Computational Analysis of 2D Transition Inlets for Supersonic Capture

Abstract

Scramjets are the futuristic propulsion technology for supersonic and hypersonic flights. Transition inlets form one of the major technologies to make the Scramjets more utilizable in reality. This paper deals with the 2-dimensional computational analysis of the supersonic capture of the transition inlets using the finite volume approach of ANSYS. The main objective of this paper is to demonstrate the advantage of the transition inlets over the conventional ramp inlets. This study involves sharp-edged ramp, smooth-edged ramp and transition ramp. Simulation of the inlet at supersonic capture has been done using the SST k-omega turbulence model along with a density-based solver with Roe flux. The performance of the inlet is calculated in terms of the total pressure recovery. Along with this the static pressure, Mach number variation through the inlet and the internal reflected shocks at the isolation chamber are studied.
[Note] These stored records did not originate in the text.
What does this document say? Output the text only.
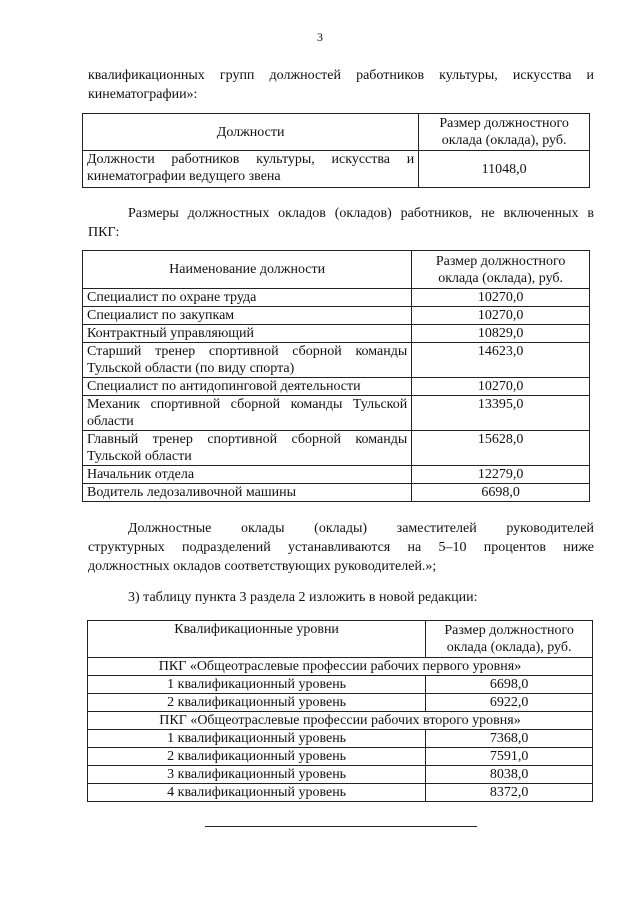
3
квалификационных групп должностей работников культуры, искусства и
кинематографии»:
Должности	Размер должностного оклада (оклада), руб.

Должности работников культуры, искусства и
кинематографии ведущего звена	11048,0
Размеры должностных окладов (окладов) работников, не включенных в
ПКГ:
Наименование должности	Размер должностного оклада (оклада), руб.

Специалист по охране труда	10270,0

Специалист по закупкам	10270,0

Контрактный управляющий	10829,0

Старший тренер спортивной сборной команды
Тульской области (по виду спорта)	14623,0

Специалист по антидопинговой деятельности	10270,0

Механик спортивной сборной команды Тульской
области	13395,0

Главный тренер спортивной сборной команды
Тульской области	15628,0

Начальник отдела	12279,0

Водитель ледозаливочной машины	6698,0
Должностные оклады (оклады) заместителей руководителей
структурных подразделений устанавливаются на 5–10 процентов ниже
должностных окладов соответствующих руководителей.»;
3) таблицу пункта 3 раздела 2 изложить в новой редакции:
Квалификационные уровни	Размер должностного оклада (оклада), руб.
ПКГ «Общеотраслевые профессии рабочих первого уровня»	
1 квалификационный уровень	6698,0
2 квалификационный уровень	6922,0
ПКГ «Общеотраслевые профессии рабочих второго уровня»	
1 квалификационный уровень	7368,0
2 квалификационный уровень	7591,0
3 квалификационный уровень	8038,0
4 квалификационный уровень	8372,0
The 2D study of the transition inlet is highly important because the effects of the notch can be studied in depth using the 2D models with minimal number of errors. The comparative study of the 2D transition model helps to validate the advantage of the transition ramps over the conventional ramps. Supersonic capture analysis is inevitable as it determines the starting condition of the inlet. In this paper, the analysis is done for the Mach numbers of 2, 3, and 4.